According to Chaudhary, Baghmara got its name during the Rana regime [pre-1951] in Nepal when the ministers would come to the forest to hunt tigers.

“Sometime in 1966, the landlord appointed by the royal family started giving written permits for agricultural pursuits in the Baghmara forest area to private individuals,” said Chaudhary. “The encroachment of the forest area started after the distribution of the permits for agriculture. Later it became a playground for the land mafia. They would produce the same old permit in 1989 and claim the forest land. Around 64 people acquired their land ownership certificates for 103 bigha of land inside the Baghmara forest in this manner.”

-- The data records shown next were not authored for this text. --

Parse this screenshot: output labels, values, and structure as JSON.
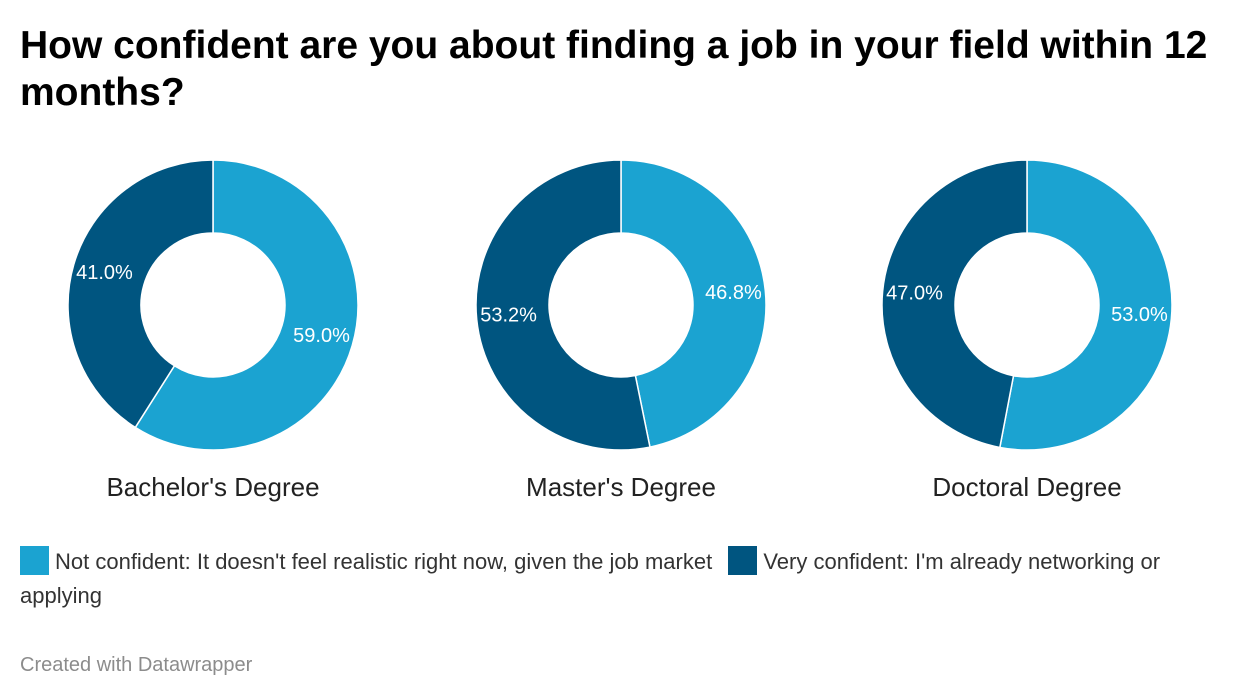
{
  "title": "How confident are you about finding a job in your field within 12 months?",
  "footer": "Created with Datawrapper",
  "colors": {
    "not_confident": "#1ba3d1",
    "very_confident": "#005580"
  },
  "legend": [
    {
      "key": "not_confident",
      "label": "Not confident: It doesn't feel realistic right now, given the job market"
    },
    {
      "key": "very_confident",
      "label": "Very confident: I'm already networking or applying"
    }
  ],
  "chart_data": {
    "type": "pie",
    "title": "How confident are you about finding a job in your field within 12 months?",
    "series": [
      {
        "name": "Not confident: It doesn't feel realistic right now, given the job market",
        "key": "not_confident"
      },
      {
        "name": "Very confident: I'm already networking or applying",
        "key": "very_confident"
      }
    ],
    "groups": [
      {
        "label": "Bachelor's Degree",
        "slices": [
          {
            "key": "not_confident",
            "value": 59.0,
            "label": "59.0%"
          },
          {
            "key": "very_confident",
            "value": 41.0,
            "label": "41.0%"
          }
        ]
      },
      {
        "label": "Master's Degree",
        "slices": [
          {
            "key": "not_confident",
            "value": 46.8,
            "label": "46.8%"
          },
          {
            "key": "very_confident",
            "value": 53.2,
            "label": "53.2%"
          }
        ]
      },
      {
        "label": "Doctoral Degree",
        "slices": [
          {
            "key": "not_confident",
            "value": 53.0,
            "label": "53.0%"
          },
          {
            "key": "very_confident",
            "value": 47.0,
            "label": "47.0%"
          }
        ]
      }
    ]
  }
}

Parashuram Lamichhane, the former secretary of the Baghmara Forest Office, said that the land ownership certificates were given to people under the recommendation of the landlords. “The land permits were valid, but due to strong local protests advocating for the conservation of the forest area, the landowners could do nothing,” he said. “The locals destroyed the newly planted fields and demolished the physical infrastructure they had constructed. This attracted the government’s attention.”

According to Chaudhary, 18 people with land ownership certificates gave up their ownership on February 15, 2000, accepting the land as a forest area. After a detailed investigation into the documents, the forest ministry decided to cancel the land registration on May 22, 2000, then appealed to the Supreme Court to cancel the permits and restore the land to the forest. On June 30, 2002, the Supreme Court cancelled the land registration decreeing the forest a protected area.

Today the forest is an example of a model forest. It does not generate revenue by selling forest products but by attracting tourists. “Currently, the forest earns Rs3.91 million from elephant safaris, Rs10.2 million from boating activities and Rs2.5 million from entry tickets annually,” said Asman Lama, treasurer of the Baghmara Forest Office. “Before the Covid pandemic, the annual income of the forest was around Rs40 million.”

After setting aside a budget for forest conservation, the income generated from tourism activities is also spent on supporting the local secondary school as a way of giving back to the community, which worked hard to protect the forest.

“Rs 1.2 million goes to Malpur Secondary School annually to support the local children in their education,” said Lama. “The locals who fought against the privatisation and for the benefit of the forest and the local community were felicitated during the 19th general meeting of the forest on Saturday. Among the 21 people, four were honoured posthumously.”